一例としてスウェーデンを見てみましょう。
スウェーデンの消費税率は先ほども述べました通り25%です。現段階の日本の消費税率の3倍超となっています。しかし、この25%が一律に掛けられているわけではありません。公共交通や出版物の消費税率は6%、食料品は12%と軽減税率が設けられている分野があるのです。しかも、スウェーデンは医療費が19歳未満は無料です。
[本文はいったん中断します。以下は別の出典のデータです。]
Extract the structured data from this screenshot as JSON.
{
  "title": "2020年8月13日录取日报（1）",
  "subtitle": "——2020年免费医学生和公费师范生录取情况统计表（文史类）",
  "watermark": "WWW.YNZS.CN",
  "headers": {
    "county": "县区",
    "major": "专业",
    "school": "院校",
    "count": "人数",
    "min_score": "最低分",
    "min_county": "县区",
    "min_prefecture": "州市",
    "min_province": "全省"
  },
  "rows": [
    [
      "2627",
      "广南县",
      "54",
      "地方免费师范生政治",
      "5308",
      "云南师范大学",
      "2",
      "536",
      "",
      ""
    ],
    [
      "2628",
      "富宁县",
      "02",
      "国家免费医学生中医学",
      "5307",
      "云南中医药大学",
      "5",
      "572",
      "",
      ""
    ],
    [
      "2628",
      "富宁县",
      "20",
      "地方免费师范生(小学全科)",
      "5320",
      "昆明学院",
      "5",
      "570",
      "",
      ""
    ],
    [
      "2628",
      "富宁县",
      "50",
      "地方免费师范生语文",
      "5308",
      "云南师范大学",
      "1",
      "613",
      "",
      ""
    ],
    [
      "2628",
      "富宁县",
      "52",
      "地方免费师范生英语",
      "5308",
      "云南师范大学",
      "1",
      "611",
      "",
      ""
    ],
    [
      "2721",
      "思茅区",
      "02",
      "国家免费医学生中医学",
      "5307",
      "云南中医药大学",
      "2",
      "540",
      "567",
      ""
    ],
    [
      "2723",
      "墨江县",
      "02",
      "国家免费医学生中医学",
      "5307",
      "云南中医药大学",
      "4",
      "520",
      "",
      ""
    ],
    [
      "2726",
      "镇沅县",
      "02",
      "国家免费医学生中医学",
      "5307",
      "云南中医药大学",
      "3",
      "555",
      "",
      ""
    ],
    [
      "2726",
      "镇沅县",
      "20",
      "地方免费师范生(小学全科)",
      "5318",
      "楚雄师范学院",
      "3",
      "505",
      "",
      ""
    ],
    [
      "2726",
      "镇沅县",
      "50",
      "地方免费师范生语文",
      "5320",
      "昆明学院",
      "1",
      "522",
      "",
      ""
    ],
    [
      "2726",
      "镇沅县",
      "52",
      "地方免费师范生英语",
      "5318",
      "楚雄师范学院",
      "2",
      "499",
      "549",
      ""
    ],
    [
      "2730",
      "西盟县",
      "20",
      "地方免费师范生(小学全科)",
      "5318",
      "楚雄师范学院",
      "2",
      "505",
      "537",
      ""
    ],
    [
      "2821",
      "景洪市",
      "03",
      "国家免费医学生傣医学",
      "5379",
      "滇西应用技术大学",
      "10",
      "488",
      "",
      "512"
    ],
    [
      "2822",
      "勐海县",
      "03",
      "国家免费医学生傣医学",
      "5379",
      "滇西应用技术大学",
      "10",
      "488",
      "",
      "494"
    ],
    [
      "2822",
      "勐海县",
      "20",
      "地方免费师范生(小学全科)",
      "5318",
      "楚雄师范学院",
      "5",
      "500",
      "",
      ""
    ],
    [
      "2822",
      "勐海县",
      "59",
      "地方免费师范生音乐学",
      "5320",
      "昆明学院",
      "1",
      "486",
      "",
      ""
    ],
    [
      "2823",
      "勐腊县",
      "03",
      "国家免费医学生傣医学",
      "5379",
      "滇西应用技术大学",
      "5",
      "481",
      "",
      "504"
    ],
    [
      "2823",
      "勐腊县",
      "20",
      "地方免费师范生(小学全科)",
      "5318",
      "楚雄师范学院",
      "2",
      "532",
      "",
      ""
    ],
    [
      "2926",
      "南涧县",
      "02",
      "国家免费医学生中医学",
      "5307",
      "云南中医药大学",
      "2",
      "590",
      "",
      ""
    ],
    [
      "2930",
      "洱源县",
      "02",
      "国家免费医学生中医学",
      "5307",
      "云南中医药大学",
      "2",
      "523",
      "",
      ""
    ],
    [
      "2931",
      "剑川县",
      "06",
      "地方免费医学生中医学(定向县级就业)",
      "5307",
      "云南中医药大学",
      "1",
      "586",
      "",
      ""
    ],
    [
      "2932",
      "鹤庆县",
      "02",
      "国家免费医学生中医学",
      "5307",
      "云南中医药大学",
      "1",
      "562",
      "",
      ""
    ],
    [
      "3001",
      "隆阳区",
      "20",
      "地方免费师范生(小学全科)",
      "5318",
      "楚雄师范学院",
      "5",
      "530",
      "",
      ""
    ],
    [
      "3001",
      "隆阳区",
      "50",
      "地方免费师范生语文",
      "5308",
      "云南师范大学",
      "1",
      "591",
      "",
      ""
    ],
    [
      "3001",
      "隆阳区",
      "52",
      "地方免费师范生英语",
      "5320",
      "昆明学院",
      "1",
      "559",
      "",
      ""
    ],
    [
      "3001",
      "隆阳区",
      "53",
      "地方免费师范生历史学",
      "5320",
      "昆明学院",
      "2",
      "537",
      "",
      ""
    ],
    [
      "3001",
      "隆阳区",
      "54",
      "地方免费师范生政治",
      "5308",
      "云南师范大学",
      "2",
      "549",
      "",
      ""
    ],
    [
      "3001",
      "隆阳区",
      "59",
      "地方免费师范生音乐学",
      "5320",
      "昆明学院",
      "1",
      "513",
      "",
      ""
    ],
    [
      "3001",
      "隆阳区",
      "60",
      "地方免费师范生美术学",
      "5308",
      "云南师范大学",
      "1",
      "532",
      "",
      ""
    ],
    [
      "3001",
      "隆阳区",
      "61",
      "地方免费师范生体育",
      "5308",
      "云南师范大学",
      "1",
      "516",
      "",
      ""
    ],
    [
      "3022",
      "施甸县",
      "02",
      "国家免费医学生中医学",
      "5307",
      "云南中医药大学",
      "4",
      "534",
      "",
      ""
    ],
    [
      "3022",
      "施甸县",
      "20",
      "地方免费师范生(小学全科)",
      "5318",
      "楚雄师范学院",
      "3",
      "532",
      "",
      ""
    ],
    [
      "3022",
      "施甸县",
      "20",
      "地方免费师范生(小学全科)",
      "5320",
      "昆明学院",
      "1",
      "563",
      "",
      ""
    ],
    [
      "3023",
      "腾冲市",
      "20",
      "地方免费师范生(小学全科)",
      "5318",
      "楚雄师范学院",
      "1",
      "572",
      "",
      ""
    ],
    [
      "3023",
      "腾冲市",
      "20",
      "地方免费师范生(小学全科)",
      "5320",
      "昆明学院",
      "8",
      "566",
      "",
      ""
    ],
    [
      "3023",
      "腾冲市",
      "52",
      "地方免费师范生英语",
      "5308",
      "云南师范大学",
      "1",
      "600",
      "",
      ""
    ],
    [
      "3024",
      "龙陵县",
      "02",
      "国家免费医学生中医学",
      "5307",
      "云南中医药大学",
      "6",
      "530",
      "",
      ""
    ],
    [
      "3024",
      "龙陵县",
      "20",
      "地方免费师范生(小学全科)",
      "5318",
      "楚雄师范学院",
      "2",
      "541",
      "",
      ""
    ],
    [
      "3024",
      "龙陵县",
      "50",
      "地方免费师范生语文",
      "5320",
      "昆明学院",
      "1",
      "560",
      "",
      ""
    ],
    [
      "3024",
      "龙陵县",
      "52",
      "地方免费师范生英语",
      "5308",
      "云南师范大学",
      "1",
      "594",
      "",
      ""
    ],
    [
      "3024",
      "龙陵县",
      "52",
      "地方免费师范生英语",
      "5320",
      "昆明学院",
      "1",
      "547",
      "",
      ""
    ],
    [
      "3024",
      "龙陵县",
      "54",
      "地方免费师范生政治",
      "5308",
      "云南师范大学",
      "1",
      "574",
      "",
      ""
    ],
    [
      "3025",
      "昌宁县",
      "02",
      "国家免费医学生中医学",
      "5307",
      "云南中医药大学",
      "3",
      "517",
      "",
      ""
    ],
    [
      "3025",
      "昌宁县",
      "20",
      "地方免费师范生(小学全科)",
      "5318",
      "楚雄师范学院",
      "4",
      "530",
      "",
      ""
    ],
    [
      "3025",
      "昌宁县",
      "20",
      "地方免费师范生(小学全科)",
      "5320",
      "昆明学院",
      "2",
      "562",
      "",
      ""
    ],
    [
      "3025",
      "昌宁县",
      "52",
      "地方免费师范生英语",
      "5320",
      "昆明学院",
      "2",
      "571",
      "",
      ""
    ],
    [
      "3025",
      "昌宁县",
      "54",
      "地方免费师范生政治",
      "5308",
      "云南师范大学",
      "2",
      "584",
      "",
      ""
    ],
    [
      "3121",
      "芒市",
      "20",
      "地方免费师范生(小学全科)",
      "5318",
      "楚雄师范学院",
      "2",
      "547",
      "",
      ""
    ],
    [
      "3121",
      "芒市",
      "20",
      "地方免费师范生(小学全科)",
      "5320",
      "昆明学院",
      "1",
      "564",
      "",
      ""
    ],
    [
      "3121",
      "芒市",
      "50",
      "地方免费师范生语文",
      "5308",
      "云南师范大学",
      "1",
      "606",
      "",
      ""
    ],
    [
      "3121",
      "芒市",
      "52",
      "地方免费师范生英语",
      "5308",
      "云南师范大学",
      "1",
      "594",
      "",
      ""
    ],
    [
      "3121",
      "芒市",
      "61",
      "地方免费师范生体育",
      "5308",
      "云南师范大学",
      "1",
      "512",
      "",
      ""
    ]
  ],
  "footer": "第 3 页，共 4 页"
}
また、自己負担上限額が設定されており、例えば入院した場合には1日あたり80クローネ(日本円で約1,280円/1クローネ16円で換算)、薬などの薬剤費は年間で1,800クローネ(日本円で約28,800円/1クローネ16円で換算)となっています。さらに教育費も大学までは無料となっており、給食費もかかりません。

消費税だけで考えるべきではない

消費税率だけで比較してしまうと、まだまだ日本は税率を上げられる余地があるとも見えてしまいますが、単に税率を上げるだけでは国民の多くが納得しないのではないでしょうか。スウェーデンの事例でみたように、高い税金を支払っていることが自分にどのように返ってきているのかという実感があってこそ、気持ちよく税を支払うことができるはずです。また、消費税率が高い国々では、生活必需品と贅沢品で税率に差を設けており、消費税率の高さが大きな負担にならないように配慮されています。アメリカでは消費税に代わる売上税などを低くして消費を喚起する日があったり、州によっては税率が0%のところもあったりします。

日本の消費税が10%で打ち止めになるとは考えにくいです。今の日本の財政を見ると15%や20%になる可能性も残されています。その時に、日本国民の生活がどのように変わるのか、何のために税金を支払っているのかということをしっかり明示できなければ、国民の不満は増すばかりとなることは容易に想像できます。